At its regular meeting on Jan. 26, council approved the city’s 2015 emergency response plan. Part of this plan is the city’s emergency notification system, which the city uses to send out information and directions in the case of a disaster. At the council meeting, it was revealed that 566 accounts have been set up.
“We would love to see more people signed up,” said emergency management co-ordinator Anne Danielson. “If there is an emergency or disaster its going to be a community response and we’re definitely going to want to pull together.”
Residents can sign up at lloydminster.ca/emergencyalert. Once on the site, users must set up an account and specify how they want to be contacted, if they have any useful skills or supplies or if they have special needs. Subscribers can also select parts of the city to receive alerts for. For example, a parent can subscribe to alerts specifically relevant to the area near the school their child attends.
City Coun. Larry Sauer says some people might not be signing up to the alerts because the thought of emergencies may make them feel uneasy.
“I know that we’ve publicized it,” said Sauer. “We’ve put it out in brochures that have gone out to households. Maybe it’s something that people (think), ‘Natural disasters? Is that going to happen here?’ Chances are it’s not, hopefully not, but it is there and it would be great if people became informed and did subscribe.”
As a practice exercise, the city sends out a test message to subscribed residents on the third Wednesday of every month at noon. The alert does not require any action, and simply states that it is an emergency test message. City employees, however, receive an emergency message at a random day and time once each month.
“We like to keep the element of surprise, because that’s a really good way to test the system. Disasters don’t happen just Monday to Friday during business hours,” Danielson said. “Staff have been very accepting of it and they always respond so quickly, so its been a really good test of the system. They don’t know when it’s going to happen, they just know it’s going to happen once during the month.”
The city’s emergency plan must be approved annually by council, and this year there were no significant changes, aside from some people’s names.
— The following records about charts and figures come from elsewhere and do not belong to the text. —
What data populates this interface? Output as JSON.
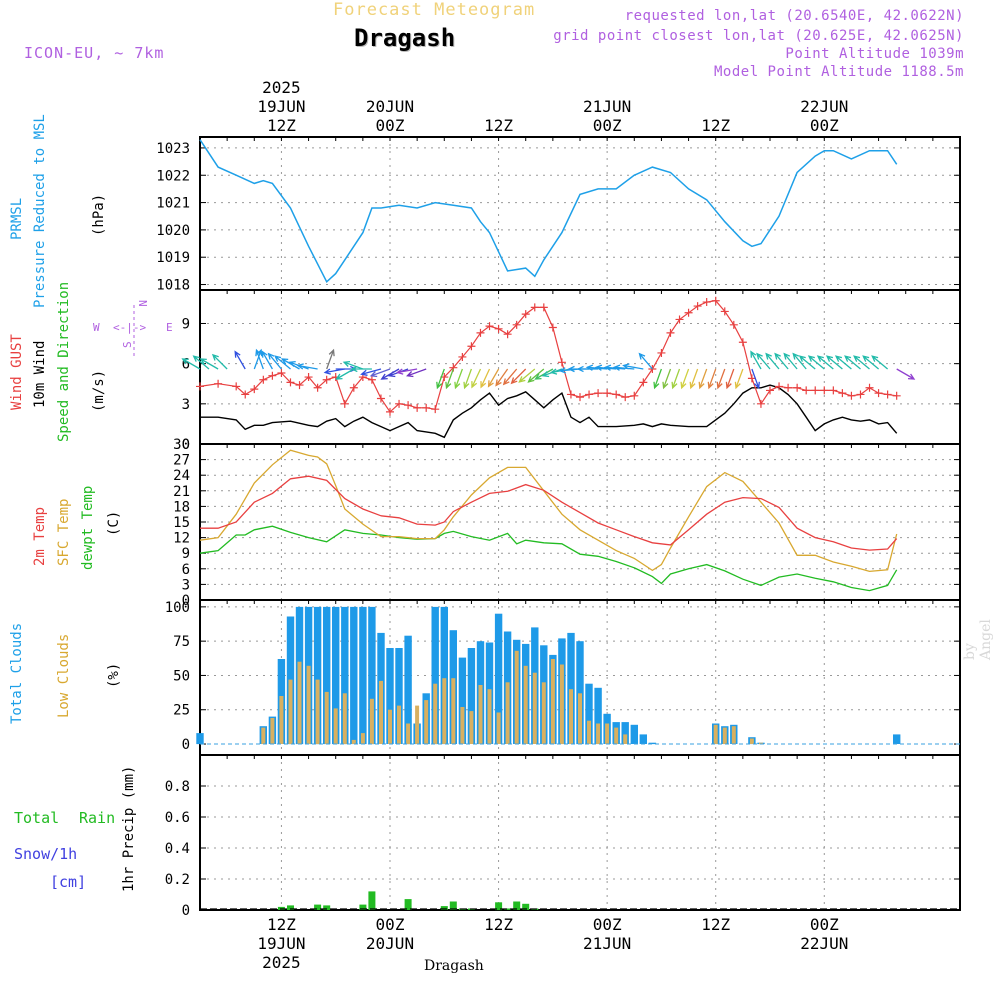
{
  "header": {
    "title": "Forecast Meteogram",
    "station": "Dragash",
    "model": "ICON-EU, ~ 7km",
    "requested": "requested lon,lat (20.6540E, 42.0622N)",
    "grid_point": "grid point closest lon,lat (20.625E, 42.0625N)",
    "point_altitude": "Point Altitude 1039m",
    "model_altitude": "Model Point Altitude 1188.5m"
  },
  "footer": {
    "station": "Dragash",
    "watermark": "by Angel"
  },
  "colors": {
    "pressure": "#1ea0e8",
    "gust": "#e84040",
    "wind": "#000000",
    "wind_dir": "#22bb22",
    "temp2m": "#e84040",
    "sfc_temp": "#d8a830",
    "dewpt": "#22bb22",
    "total_clouds": "#1e9ae8",
    "low_clouds": "#d8b060",
    "rain": "#22bb22",
    "snow": "#4040e0",
    "compass": "#b060e0"
  },
  "panel_labels": {
    "pressure": [
      "PRMSL",
      "Pressure Reduced to MSL",
      "(hPa)"
    ],
    "wind": [
      "Wind GUST",
      "10m Wind",
      "Speed and Direction",
      "(m/s)"
    ],
    "temp": [
      "2m Temp",
      "SFC Temp",
      "dewpt Temp",
      "(C)"
    ],
    "clouds": [
      "Total Clouds",
      "Low Clouds",
      "(%)"
    ],
    "precip": [
      "Total",
      "Rain",
      "Snow/1h",
      "[cm]",
      "1hr Precip (mm)"
    ]
  },
  "compass": {
    "w": "W",
    "e": "E",
    "n": "N",
    "s": "S",
    "arrows": "<-|->"
  },
  "chart_data": {
    "type": "line",
    "x_units": "hours since 2025-06-19 00Z (1-hourly)",
    "x_range": [
      3,
      87
    ],
    "top_ticks": [
      {
        "h": 12,
        "lines": [
          "2025",
          "19JUN",
          "12Z"
        ]
      },
      {
        "h": 24,
        "lines": [
          "20JUN",
          "00Z"
        ]
      },
      {
        "h": 36,
        "lines": [
          "12Z"
        ]
      },
      {
        "h": 48,
        "lines": [
          "21JUN",
          "00Z"
        ]
      },
      {
        "h": 60,
        "lines": [
          "12Z"
        ]
      },
      {
        "h": 72,
        "lines": [
          "22JUN",
          "00Z"
        ]
      }
    ],
    "bottom_ticks": [
      {
        "h": 12,
        "lines": [
          "12Z",
          "19JUN",
          "2025"
        ]
      },
      {
        "h": 24,
        "lines": [
          "00Z",
          "20JUN"
        ]
      },
      {
        "h": 36,
        "lines": [
          "12Z"
        ]
      },
      {
        "h": 48,
        "lines": [
          "00Z",
          "21JUN"
        ]
      },
      {
        "h": 60,
        "lines": [
          "12Z"
        ]
      },
      {
        "h": 72,
        "lines": [
          "00Z",
          "22JUN"
        ]
      }
    ],
    "pressure": {
      "ylim": [
        1017.8,
        1023.4
      ],
      "yticks": [
        1018,
        1019,
        1020,
        1021,
        1022,
        1023
      ],
      "x": [
        3,
        5,
        7,
        9,
        10,
        11,
        13,
        15,
        17,
        18,
        19,
        21,
        22,
        23,
        25,
        27,
        29,
        31,
        33,
        34,
        35,
        37,
        39,
        40,
        41,
        43,
        45,
        47,
        49,
        51,
        53,
        55,
        57,
        59,
        61,
        63,
        64,
        65,
        67,
        69,
        71,
        72,
        73,
        75,
        77,
        79,
        80
      ],
      "values": [
        1023.3,
        1022.3,
        1022.0,
        1021.7,
        1021.8,
        1021.7,
        1020.8,
        1019.4,
        1018.1,
        1018.4,
        1018.9,
        1019.9,
        1020.8,
        1020.8,
        1020.9,
        1020.8,
        1021.0,
        1020.9,
        1020.8,
        1020.3,
        1019.9,
        1018.5,
        1018.6,
        1018.3,
        1018.9,
        1019.9,
        1021.3,
        1021.5,
        1021.5,
        1022.0,
        1022.3,
        1022.1,
        1021.5,
        1021.1,
        1020.3,
        1019.6,
        1019.4,
        1019.5,
        1020.5,
        1022.1,
        1022.7,
        1022.9,
        1022.9,
        1022.6,
        1022.9,
        1022.9,
        1022.4
      ]
    },
    "wind": {
      "ylim": [
        0,
        11.5
      ],
      "yticks": [
        0,
        3,
        6,
        9
      ],
      "gust_x": [
        3,
        5,
        7,
        8,
        9,
        10,
        11,
        12,
        13,
        14,
        15,
        16,
        17,
        18,
        19,
        20,
        21,
        22,
        23,
        24,
        25,
        26,
        27,
        28,
        29,
        30,
        31,
        32,
        33,
        34,
        35,
        36,
        37,
        38,
        39,
        40,
        41,
        42,
        43,
        44,
        45,
        46,
        47,
        48,
        49,
        50,
        51,
        52,
        53,
        54,
        55,
        56,
        57,
        58,
        59,
        60,
        61,
        62,
        63,
        64,
        65,
        66,
        67,
        68,
        69,
        70,
        71,
        72,
        73,
        74,
        75,
        76,
        77,
        78,
        79,
        80
      ],
      "gust": [
        4.3,
        4.5,
        4.3,
        3.7,
        4.1,
        4.8,
        5.1,
        5.3,
        4.6,
        4.4,
        5.0,
        4.2,
        4.8,
        5.0,
        3.0,
        4.2,
        5.0,
        4.8,
        3.4,
        2.4,
        3.0,
        2.9,
        2.7,
        2.7,
        2.6,
        5.0,
        5.7,
        6.5,
        7.3,
        8.3,
        8.8,
        8.6,
        8.2,
        8.9,
        9.7,
        10.2,
        10.2,
        8.7,
        6.1,
        3.7,
        3.5,
        3.7,
        3.8,
        3.8,
        3.7,
        3.5,
        3.6,
        4.6,
        5.6,
        6.8,
        8.3,
        9.3,
        9.8,
        10.3,
        10.6,
        10.7,
        9.9,
        8.9,
        7.6,
        4.9,
        3.0,
        4.0,
        4.3,
        4.2,
        4.2,
        4.0,
        4.0,
        4.0,
        4.0,
        3.8,
        3.6,
        3.7,
        4.2,
        3.8,
        3.7,
        3.6
      ],
      "speed_x": [
        3,
        5,
        7,
        8,
        9,
        10,
        11,
        13,
        15,
        16,
        17,
        18,
        19,
        20,
        21,
        22,
        23,
        24,
        25,
        26,
        27,
        28,
        29,
        30,
        31,
        32,
        33,
        34,
        35,
        36,
        37,
        38,
        39,
        40,
        41,
        42,
        43,
        44,
        45,
        46,
        47,
        49,
        51,
        52,
        53,
        54,
        55,
        57,
        59,
        61,
        62,
        63,
        64,
        65,
        66,
        67,
        68,
        69,
        70,
        71,
        72,
        73,
        74,
        75,
        76,
        77,
        78,
        79,
        80
      ],
      "speed": [
        2.0,
        2.0,
        1.8,
        1.1,
        1.4,
        1.4,
        1.6,
        1.7,
        1.4,
        1.3,
        1.7,
        1.9,
        1.3,
        1.7,
        2.0,
        1.6,
        1.3,
        1.0,
        1.3,
        1.6,
        1.0,
        0.9,
        0.8,
        0.5,
        1.8,
        2.3,
        2.7,
        3.3,
        3.8,
        2.9,
        3.4,
        3.6,
        3.9,
        3.3,
        2.7,
        3.3,
        3.8,
        2.0,
        1.6,
        2.0,
        1.3,
        1.3,
        1.4,
        1.5,
        1.3,
        1.5,
        1.4,
        1.3,
        1.3,
        2.3,
        3.0,
        3.8,
        4.2,
        4.2,
        4.4,
        4.2,
        3.7,
        3.0,
        2.0,
        1.0,
        1.5,
        1.8,
        2.0,
        1.8,
        1.7,
        1.8,
        1.5,
        1.6,
        0.8
      ],
      "vectors_x": [
        3,
        4,
        5,
        6,
        8,
        9,
        10,
        11,
        12,
        13,
        14,
        15,
        16,
        17,
        18,
        19,
        20,
        21,
        22,
        23,
        24,
        25,
        26,
        27,
        28,
        30,
        31,
        32,
        33,
        34,
        35,
        36,
        37,
        38,
        39,
        40,
        41,
        42,
        43,
        44,
        45,
        46,
        47,
        48,
        49,
        50,
        51,
        52,
        53,
        54,
        55,
        56,
        57,
        58,
        59,
        60,
        61,
        62,
        63,
        64,
        65,
        66,
        67,
        68,
        69,
        70,
        71,
        72,
        73,
        74,
        75,
        76,
        77,
        78,
        79,
        80
      ],
      "vectors_dir_deg": [
        120,
        130,
        120,
        135,
        150,
        200,
        160,
        150,
        140,
        130,
        120,
        110,
        100,
        200,
        270,
        80,
        60,
        110,
        90,
        75,
        70,
        60,
        70,
        80,
        70,
        20,
        20,
        20,
        20,
        25,
        25,
        30,
        35,
        40,
        45,
        50,
        50,
        60,
        70,
        80,
        85,
        90,
        90,
        95,
        95,
        95,
        95,
        100,
        140,
        20,
        20,
        20,
        20,
        20,
        20,
        20,
        20,
        20,
        20,
        340,
        150,
        140,
        140,
        140,
        140,
        140,
        130,
        130,
        130,
        130,
        130,
        130,
        130,
        130,
        130,
        300
      ],
      "vectors_color": [
        "#22bbaa",
        "#22bbaa",
        "#22bbaa",
        "#22bbaa",
        "#3050e0",
        "#1e9ae8",
        "#1e9ae8",
        "#1e9ae8",
        "#1e9ae8",
        "#1e9ae8",
        "#1e9ae8",
        "#1e9ae8",
        "#1e9ae8",
        "#777777",
        "#3050e0",
        "#3050e0",
        "#22bbaa",
        "#22bbaa",
        "#22bbaa",
        "#3050e0",
        "#6060d0",
        "#4040d0",
        "#4040d0",
        "#9040d0",
        "#7030c0",
        "#40c040",
        "#60c040",
        "#80d040",
        "#a0d040",
        "#c0d040",
        "#e0c040",
        "#e0a040",
        "#e08040",
        "#e07040",
        "#e06040",
        "#b0d040",
        "#60c040",
        "#40c060",
        "#22bbaa",
        "#22bbaa",
        "#1e9ae8",
        "#1e9ae8",
        "#1e9ae8",
        "#1e9ae8",
        "#1e9ae8",
        "#1e9ae8",
        "#1e9ae8",
        "#1e9ae8",
        "#1e9ae8",
        "#40c040",
        "#80c040",
        "#a0d040",
        "#d0d040",
        "#e0c040",
        "#e0a040",
        "#e08040",
        "#e07040",
        "#e06040",
        "#e0c040",
        "#3050e0",
        "#22bbaa",
        "#22bbaa",
        "#22bbaa",
        "#22bbaa",
        "#22bbaa",
        "#22bbaa",
        "#22bbaa",
        "#22bbaa",
        "#22bbaa",
        "#22bbaa",
        "#22bbaa",
        "#22bbaa",
        "#22bbaa",
        "#22bbaa",
        "#22bbaa",
        "#9040d0"
      ]
    },
    "temperature": {
      "ylim": [
        0,
        30
      ],
      "yticks": [
        0,
        3,
        6,
        9,
        12,
        15,
        18,
        21,
        24,
        27,
        30
      ],
      "t2m_x": [
        3,
        5,
        7,
        9,
        11,
        13,
        15,
        17,
        19,
        21,
        23,
        25,
        27,
        29,
        30,
        31,
        33,
        35,
        37,
        39,
        41,
        43,
        45,
        47,
        49,
        51,
        53,
        55,
        57,
        59,
        61,
        63,
        65,
        67,
        69,
        71,
        73,
        75,
        77,
        79,
        80
      ],
      "t2m": [
        13.8,
        13.8,
        15.0,
        18.8,
        20.5,
        23.3,
        23.8,
        23.0,
        19.5,
        17.5,
        16.2,
        15.8,
        14.6,
        14.4,
        15.0,
        17.0,
        18.8,
        20.5,
        20.9,
        22.2,
        21.1,
        18.8,
        16.8,
        14.8,
        13.5,
        12.2,
        11.0,
        10.6,
        13.5,
        16.5,
        18.8,
        19.7,
        19.5,
        17.8,
        13.8,
        12.0,
        11.2,
        10.0,
        9.6,
        9.8,
        11.8
      ],
      "sfc_x": [
        3,
        5,
        7,
        9,
        11,
        13,
        15,
        16,
        17,
        18,
        19,
        21,
        23,
        25,
        27,
        29,
        30,
        31,
        33,
        35,
        37,
        39,
        41,
        43,
        45,
        47,
        49,
        51,
        53,
        54,
        55,
        57,
        59,
        61,
        63,
        65,
        67,
        69,
        71,
        73,
        75,
        77,
        79,
        80
      ],
      "sfc": [
        11.5,
        12.0,
        16.5,
        22.5,
        26.0,
        28.8,
        27.8,
        27.5,
        26.2,
        22.0,
        17.5,
        14.6,
        12.2,
        12.2,
        11.8,
        11.8,
        13.5,
        16.0,
        20.2,
        23.5,
        25.5,
        25.5,
        21.0,
        16.5,
        13.5,
        11.5,
        9.5,
        8.0,
        5.7,
        6.8,
        10.0,
        16.0,
        21.8,
        24.5,
        22.8,
        18.8,
        14.8,
        8.6,
        8.6,
        7.3,
        6.5,
        5.5,
        5.8,
        12.7
      ],
      "dewpt_x": [
        3,
        5,
        7,
        8,
        9,
        11,
        13,
        15,
        17,
        19,
        21,
        23,
        25,
        27,
        29,
        30,
        31,
        33,
        35,
        37,
        38,
        39,
        41,
        43,
        45,
        47,
        49,
        51,
        53,
        54,
        55,
        57,
        59,
        61,
        63,
        65,
        67,
        69,
        71,
        73,
        75,
        77,
        79,
        80
      ],
      "dewpt": [
        9.0,
        9.5,
        12.5,
        12.5,
        13.5,
        14.2,
        13.0,
        12.0,
        11.2,
        13.5,
        12.8,
        12.5,
        12.0,
        11.7,
        11.8,
        12.8,
        13.2,
        12.2,
        11.5,
        12.8,
        10.8,
        11.5,
        11.0,
        10.8,
        8.8,
        8.4,
        7.4,
        6.2,
        4.5,
        3.2,
        5.0,
        6.0,
        6.8,
        5.6,
        4.0,
        2.8,
        4.4,
        5.0,
        4.2,
        3.5,
        2.4,
        1.8,
        2.8,
        5.8
      ]
    },
    "clouds": {
      "ylim": [
        -8,
        105
      ],
      "yticks": [
        0,
        25,
        50,
        75,
        100
      ],
      "hours": [
        3,
        4,
        5,
        6,
        7,
        8,
        9,
        10,
        11,
        12,
        13,
        14,
        15,
        16,
        17,
        18,
        19,
        20,
        21,
        22,
        23,
        24,
        25,
        26,
        27,
        28,
        29,
        30,
        31,
        32,
        33,
        34,
        35,
        36,
        37,
        38,
        39,
        40,
        41,
        42,
        43,
        44,
        45,
        46,
        47,
        48,
        49,
        50,
        51,
        52,
        53,
        54,
        55,
        56,
        57,
        58,
        59,
        60,
        61,
        62,
        63,
        64,
        65,
        66,
        67,
        68,
        69,
        70,
        71,
        72,
        73,
        74,
        75,
        76,
        77,
        78,
        79,
        80
      ],
      "total": [
        8,
        0,
        0,
        0,
        0,
        0,
        0,
        13,
        20,
        62,
        93,
        100,
        100,
        100,
        100,
        100,
        100,
        100,
        100,
        100,
        81,
        70,
        70,
        79,
        15,
        37,
        100,
        100,
        83,
        63,
        70,
        75,
        74,
        95,
        82,
        76,
        73,
        85,
        72,
        65,
        77,
        81,
        75,
        44,
        41,
        22,
        16,
        16,
        14,
        7,
        1,
        0,
        0,
        0,
        0,
        0,
        0,
        15,
        13,
        14,
        0,
        5,
        1,
        0,
        0,
        0,
        0,
        0,
        0,
        0,
        0,
        0,
        0,
        0,
        0,
        0,
        0,
        7
      ],
      "low": [
        0,
        0,
        0,
        0,
        0,
        0,
        0,
        12,
        19,
        35,
        47,
        60,
        57,
        47,
        38,
        26,
        37,
        3,
        8,
        33,
        46,
        25,
        28,
        15,
        28,
        32,
        44,
        48,
        48,
        27,
        24,
        43,
        40,
        23,
        45,
        68,
        57,
        52,
        45,
        62,
        58,
        40,
        37,
        17,
        15,
        15,
        12,
        7,
        0,
        0,
        0,
        0,
        0,
        0,
        0,
        0,
        0,
        14,
        12,
        13,
        0,
        4,
        1,
        0,
        0,
        0,
        0,
        0,
        0,
        0,
        0,
        0,
        0,
        0,
        0,
        0,
        0,
        0
      ]
    },
    "precip": {
      "ylim": [
        0,
        1.0
      ],
      "yticks": [
        0,
        0.2,
        0.4,
        0.6,
        0.8
      ],
      "rain_hours": [
        12,
        13,
        16,
        17,
        21,
        22,
        26,
        30,
        31,
        32,
        33,
        36,
        37,
        38,
        39,
        40
      ],
      "rain": [
        0.02,
        0.03,
        0.035,
        0.03,
        0.035,
        0.12,
        0.07,
        0.025,
        0.055,
        0.01,
        0.01,
        0.05,
        0.01,
        0.055,
        0.04,
        0.01
      ],
      "snow": [
        0,
        0,
        0,
        0,
        0,
        0,
        0,
        0,
        0,
        0,
        0,
        0,
        0,
        0,
        0,
        0
      ]
    }
  }
}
But Danielson says the plan is still a “living document.”
“I think we have a very strong foundation with that plan,” she said. “But we don’t want it to be something that just sits on the shelf. We have to implement what we have in that plan, whether that’s the emergency alert system and how we’re going to notify people and making sure that we’re testing that, running emergency exercises and working with our community partners year round.”